Conner looks a little lost, “what’s so great about one guy?” Chelsea shrugs, “he’s a humanitarian, according to Terry he’s also a total grouch with no real social life. But he did what he could to make the city a better place, legally too, no near criminal assault on criminals needed.” Max chuckles, and Terry and Dana both share an eye roll. Conner finds this conversation seriously weird and full of in-jokes he’s not getting. “Am I missing something?” Everyone at the table just kind of stares which only makes Conner bristle defensively, “what?!” He snarls, and then an annoyingly familiar voice behind him says, “Looks like there’s someone who doesn’t know about your night-life McGinnis.” Nelson sits next to Chelsea who moves slightly away from him. Nelson’s lackeys take the other side forcefully nudging Conner a few inches.

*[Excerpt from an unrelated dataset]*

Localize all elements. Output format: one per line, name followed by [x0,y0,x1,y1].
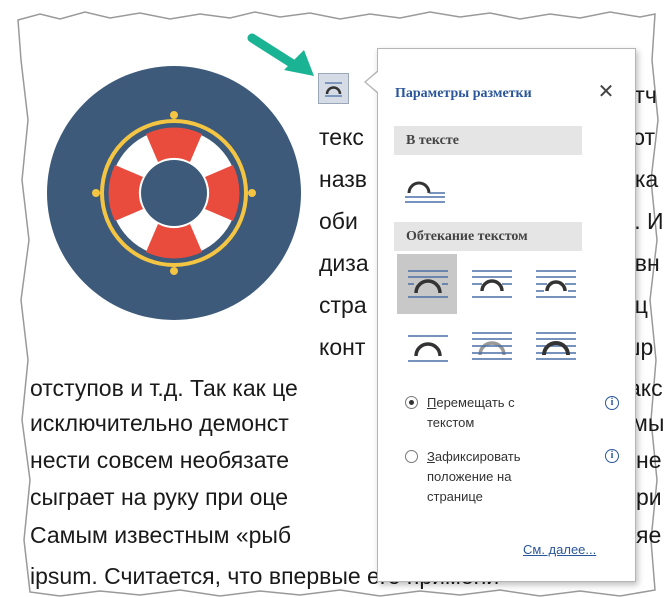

Conner catches Terry sending him a slightly concerned glance, he glares and mouths what? Terry just looks back to his homework; Nash, noticing and misinterpreting this looks smug and says, “McGinnis works for the old man, errand boy or something, though if you read some of the old articles about him then McGinnis is in his age bracket.” Terry’s face takes on a dangerous edge, there’s no outward change but anyone who’s watched a big predator being bothered by a small animal knows the change.

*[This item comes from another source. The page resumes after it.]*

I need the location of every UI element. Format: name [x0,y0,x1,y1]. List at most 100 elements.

Dana puts her hand on Terry’s, “I bet you believe that aliens and Elvis really adopted Bigfoot’s abandoned baby too. Honestly Nash the only places that printed those stories were tabloids that could only do smear campaigns to sell anything. I knew you were spiteful and kind of dumb but I thought you might have had a respectable quality.” Chelsea smirks, and makes a slightly obscene gesture with her hand “trust me, he really doesn’t.” Nelson turns red and sputters, “okay, sorry, I get it no making fun of Bruce Wayne at his fan-club table.” Chelsea sighs dramatically as though entirely too put-upon, “feel free to make fun of him Nelson, just do it tastefully with things that are actually true. Like him being a weird shut-in.” Max chimes in “or an obsessive perfectionist.” Dana looks at Terry “how about demanding with the worst sense of timing?” Terry shrugs, “maybe this one’s personal but I’m always down for emotional age of ninety with the emotional awareness of thirteen.” The table laughs slightly and Nelson relaxes content to no longer being the source of ire. “So anyone going to the party at the pier?” He ventures, “you could even come fresh-meat, maybe you’d like to go mano-a-mano with the boys and I, see if you have any athletic potential or if that’s all show.” Terry leans in conspiratorially and stage whispers “I think he thinks you’re hot.” This earns him a dirty look from Nash’s monkeys and a food item launched in his direction from Nash. He leans back just in time to avoid it with a shit-eating grin on his face.